Ultra Deep Offshore and Gas Hydrates
Frontier Offshore encompasses those areas which have seen minimal exploration up to and beyond the 200NM EEZ. Little or no geoscience data (e.g. wells, seismic), a lack of geological knowledge and understanding, are some of the key stumbling blocks in these regions. In the Orange Basin for example, ultra-deep waters in excess of 3000m adds to the challenges in investigating these areas by traditional methods alone. However, recent advances in geophysical acquisition and remote sensing techniques have made these offshore areas more accessible to exploration.
The Agency embarked on a frontier pilot project in 2010 within the Orange Basin. Existing data such as wells, seismic, etc. available on the Continental margin on the West Coast of South Africa were used to extend geoscience interpretation into frontier regions. The Orange Basin Basin Analysis (OBBA) project aims to address and aid current knowledge and understanding of the Basin, in particular the deeper parts. Ultimately the project hopes to unlock new conventional and unconventional resources.

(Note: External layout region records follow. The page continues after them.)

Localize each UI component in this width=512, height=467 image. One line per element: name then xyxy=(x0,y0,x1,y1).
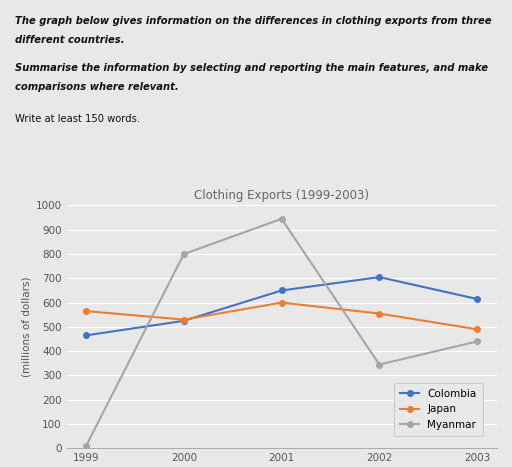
Myanmar xyxy=(279,216,285,222)
Myanmar xyxy=(181,251,187,257)
Colombia xyxy=(474,296,480,302)
Text: Summarise the information by selecting and reporting the main features, and make: Summarise the information by selecting a… xyxy=(15,63,488,73)
Myanmar xyxy=(83,443,89,449)
Line: Japan: Japan xyxy=(83,300,480,332)
Japan xyxy=(474,326,480,332)
Line: Myanmar: Myanmar xyxy=(83,216,480,449)
Text: Write at least 150 words.: Write at least 150 words. xyxy=(15,114,140,124)
Y-axis label: (millions of dollars): (millions of dollars) xyxy=(22,276,31,377)
Japan xyxy=(83,308,89,314)
Japan xyxy=(279,300,285,305)
Colombia xyxy=(181,318,187,324)
Japan xyxy=(181,317,187,322)
Title: Clothing Exports (1999-2003): Clothing Exports (1999-2003) xyxy=(194,189,369,202)
Text: The graph below gives information on the differences in clothing exports from th: The graph below gives information on the… xyxy=(15,16,492,26)
Colombia xyxy=(376,274,382,280)
Japan xyxy=(376,311,382,316)
Line: Colombia: Colombia xyxy=(83,274,480,338)
Colombia xyxy=(83,333,89,338)
Text: comparisons where relevant.: comparisons where relevant. xyxy=(15,82,179,92)
Myanmar xyxy=(376,362,382,368)
Text: different countries.: different countries. xyxy=(15,35,125,45)
Myanmar xyxy=(474,339,480,344)
Legend: Colombia, Japan, Myanmar: Colombia, Japan, Myanmar xyxy=(394,383,483,436)
Colombia xyxy=(279,288,285,293)
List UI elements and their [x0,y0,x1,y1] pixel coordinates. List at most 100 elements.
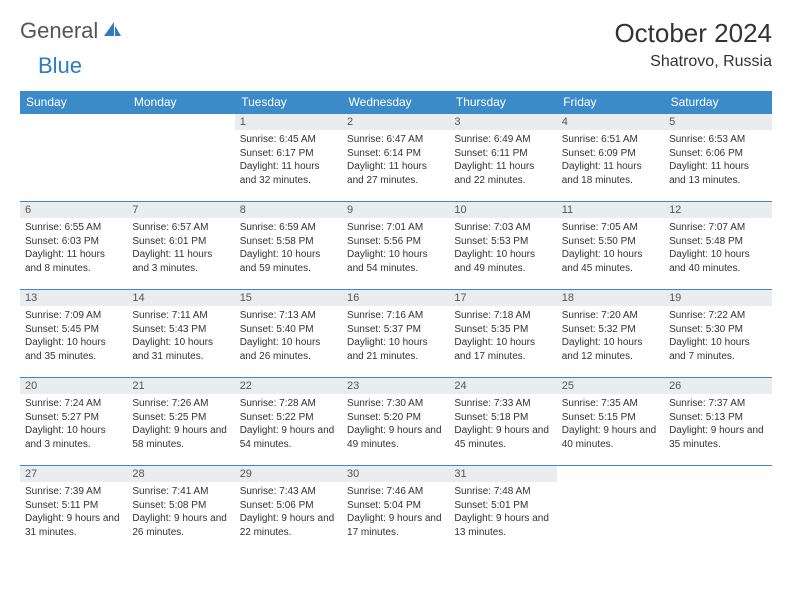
day-body: Sunrise: 6:59 AMSunset: 5:58 PMDaylight:… [235,218,342,278]
logo-text-2: Blue [38,53,82,78]
sunset-line: Sunset: 5:06 PM [240,499,337,513]
sunset-line: Sunset: 5:15 PM [562,411,659,425]
day-cell: 9Sunrise: 7:01 AMSunset: 5:56 PMDaylight… [342,202,449,290]
day-number: 19 [664,290,771,306]
sunrise-line: Sunrise: 7:01 AM [347,221,444,235]
day-number: 9 [342,202,449,218]
sunset-line: Sunset: 6:11 PM [454,147,551,161]
day-number: 23 [342,378,449,394]
week-row: 13Sunrise: 7:09 AMSunset: 5:45 PMDayligh… [20,290,772,378]
daylight-line: Daylight: 9 hours and 13 minutes. [454,512,551,539]
day-number: 26 [664,378,771,394]
sunset-line: Sunset: 5:53 PM [454,235,551,249]
day-header: Sunday [20,91,127,114]
day-body: Sunrise: 6:57 AMSunset: 6:01 PMDaylight:… [127,218,234,278]
daylight-line: Daylight: 10 hours and 59 minutes. [240,248,337,275]
sunrise-line: Sunrise: 7:46 AM [347,485,444,499]
daylight-line: Daylight: 9 hours and 49 minutes. [347,424,444,451]
day-cell: 19 Sunrise: 7:22 AMSunset: 5:30 PMDayligh… [664,290,771,378]
daylight-line: Daylight: 9 hours and 26 minutes. [132,512,229,539]
day-body: Sunrise: 7:03 AMSunset: 5:53 PMDaylight:… [449,218,556,278]
daylight-line: Daylight: 10 hours and 21 minutes. [347,336,444,363]
day-cell: 2Sunrise: 6:47 AMSunset: 6:14 PMDaylight… [342,114,449,202]
daylight-line: Daylight: 9 hours and 22 minutes. [240,512,337,539]
sunrise-line: Sunrise: 7:05 AM [562,221,659,235]
sunset-line: Sunset: 5:11 PM [25,499,122,513]
day-body: Sunrise: 7:18 AMSunset: 5:35 PMDaylight:… [449,306,556,366]
day-number: 27 [20,466,127,482]
sunset-line: Sunset: 5:27 PM [25,411,122,425]
day-cell: 29Sunrise: 7:43 AMSunset: 5:06 PMDayligh… [235,466,342,554]
day-body: Sunrise: 7:37 AMSunset: 5:13 PMDaylight:… [664,394,771,454]
day-cell: 30Sunrise: 7:46 AMSunset: 5:04 PMDayligh… [342,466,449,554]
sunrise-line: Sunrise: 7:20 AM [562,309,659,323]
day-cell [127,114,234,202]
sunrise-line: Sunrise: 7:16 AM [347,309,444,323]
day-body: Sunrise: 7:20 AMSunset: 5:32 PMDaylight:… [557,306,664,366]
daylight-line: Daylight: 10 hours and 35 minutes. [25,336,122,363]
month-title: October 2024 [614,18,772,49]
daylight-line: Daylight: 11 hours and 8 minutes. [25,248,122,275]
daylight-line: Daylight: 10 hours and 17 minutes. [454,336,551,363]
daylight-line: Daylight: 11 hours and 27 minutes. [347,160,444,187]
day-number: 8 [235,202,342,218]
day-cell: 10Sunrise: 7:03 AMSunset: 5:53 PMDayligh… [449,202,556,290]
day-body: Sunrise: 7:28 AMSunset: 5:22 PMDaylight:… [235,394,342,454]
sunrise-line: Sunrise: 6:59 AM [240,221,337,235]
sunset-line: Sunset: 6:03 PM [25,235,122,249]
sunset-line: Sunset: 5:48 PM [669,235,766,249]
day-header: Thursday [449,91,556,114]
sunrise-line: Sunrise: 6:53 AM [669,133,766,147]
sunrise-line: Sunrise: 7:03 AM [454,221,551,235]
day-cell: 24Sunrise: 7:33 AMSunset: 5:18 PMDayligh… [449,378,556,466]
sunset-line: Sunset: 5:35 PM [454,323,551,337]
sunrise-line: Sunrise: 7:41 AM [132,485,229,499]
day-number: 13 [20,290,127,306]
sail-icon [102,20,122,43]
day-cell: 11Sunrise: 7:05 AMSunset: 5:50 PMDayligh… [557,202,664,290]
day-body: Sunrise: 7:01 AMSunset: 5:56 PMDaylight:… [342,218,449,278]
day-body: Sunrise: 7:13 AMSunset: 5:40 PMDaylight:… [235,306,342,366]
day-number: 2 [342,114,449,130]
day-cell: 26Sunrise: 7:37 AMSunset: 5:13 PMDayligh… [664,378,771,466]
daylight-line: Daylight: 11 hours and 3 minutes. [132,248,229,275]
day-cell: 15Sunrise: 7:13 AMSunset: 5:40 PMDayligh… [235,290,342,378]
day-cell: 27Sunrise: 7:39 AMSunset: 5:11 PMDayligh… [20,466,127,554]
daylight-line: Daylight: 9 hours and 58 minutes. [132,424,229,451]
day-number: 20 [20,378,127,394]
day-number: 1 [235,114,342,130]
day-cell: 16Sunrise: 7:16 AMSunset: 5:37 PMDayligh… [342,290,449,378]
week-row: 20Sunrise: 7:24 AMSunset: 5:27 PMDayligh… [20,378,772,466]
day-cell: 12Sunrise: 7:07 AMSunset: 5:48 PMDayligh… [664,202,771,290]
sunrise-line: Sunrise: 7:33 AM [454,397,551,411]
day-cell: 8Sunrise: 6:59 AMSunset: 5:58 PMDaylight… [235,202,342,290]
day-header: Saturday [664,91,771,114]
day-cell: 25Sunrise: 7:35 AMSunset: 5:15 PMDayligh… [557,378,664,466]
day-cell: 22Sunrise: 7:28 AMSunset: 5:22 PMDayligh… [235,378,342,466]
sunset-line: Sunset: 6:09 PM [562,147,659,161]
logo: General [20,18,124,44]
daylight-line: Daylight: 10 hours and 31 minutes. [132,336,229,363]
day-body: Sunrise: 6:51 AMSunset: 6:09 PMDaylight:… [557,130,664,190]
day-cell: 6Sunrise: 6:55 AMSunset: 6:03 PMDaylight… [20,202,127,290]
day-body: Sunrise: 7:30 AMSunset: 5:20 PMDaylight:… [342,394,449,454]
day-cell [557,466,664,554]
day-number: 15 [235,290,342,306]
day-number: 7 [127,202,234,218]
day-cell: 20Sunrise: 7:24 AMSunset: 5:27 PMDayligh… [20,378,127,466]
sunrise-line: Sunrise: 7:07 AM [669,221,766,235]
day-body: Sunrise: 7:46 AMSunset: 5:04 PMDaylight:… [342,482,449,542]
day-header: Monday [127,91,234,114]
daylight-line: Daylight: 10 hours and 40 minutes. [669,248,766,275]
sunrise-line: Sunrise: 6:55 AM [25,221,122,235]
day-body: Sunrise: 6:55 AMSunset: 6:03 PMDaylight:… [20,218,127,278]
daylight-line: Daylight: 10 hours and 7 minutes. [669,336,766,363]
sunrise-line: Sunrise: 7:22 AM [669,309,766,323]
daylight-line: Daylight: 10 hours and 3 minutes. [25,424,122,451]
sunset-line: Sunset: 5:30 PM [669,323,766,337]
day-body: Sunrise: 7:33 AMSunset: 5:18 PMDaylight:… [449,394,556,454]
daylight-line: Daylight: 11 hours and 13 minutes. [669,160,766,187]
day-number: 17 [449,290,556,306]
day-cell [20,114,127,202]
daylight-line: Daylight: 9 hours and 17 minutes. [347,512,444,539]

One of these unconventional resources, gas hydrates occurs in permafrost regions of the arctic and in deep-water along continental margins worldwide. Gas hydrates are solid ice-like structures in which mostly methane are trapped within water-cage like molecules. It is important because it contains vast volumes of methane which indicates its potential as a future energy resource. Secondly extracting gas hydrates may affect sediment strength, which can initiate landslides along a continental slope and rise. Lastly the release of gas hydrates to the atmosphere can influence global climate. Gas hydrates can be studied in two ways: wells and on seismic reflection lines as Bottom Simulating Reflectors (BSRs). A BSR is formed on seismic reflection lines because of a contrast in velocity generated by the hydrate-cemented zone. The stability of natural gas hydrates is primarily affected by temperature and pressure, and secondary by pore fluid salinity, the nature of gas enclosed and the grain size of the host material.
BSRs have been recognized on multichannel seismic imagery along the South African continental margin, especially along the upper continental slope in the regions of the Orange River delta. Though no discoveries have yet been made, gas hydrate has been discovered north of the Walvis Ridge offshore Namibia. Gas hydrates along the South African margin are stable at water depths >420m and bottom-water temperatures of ~7°C.
Estimation methods to delineate and quantify the amount of gas hydrates are: acoustic impedance inversion of seismic data, Vp/Vs, Rock Physics, AVO and seismic attribute analyses. Until recently, only two methods for extracting methane from hydrates offshore were employed. One was the release of pressure of the hydrate by drilling a hole into it, the second by pumping in steam or hot water, releasing the methane from the hydrate. A third method recently introduced is CO2 injection.
The Agency initiated a gas hydrate project in 2011 along the west coast of South Africa in order to document the existence and regional distribution of gas hydrates.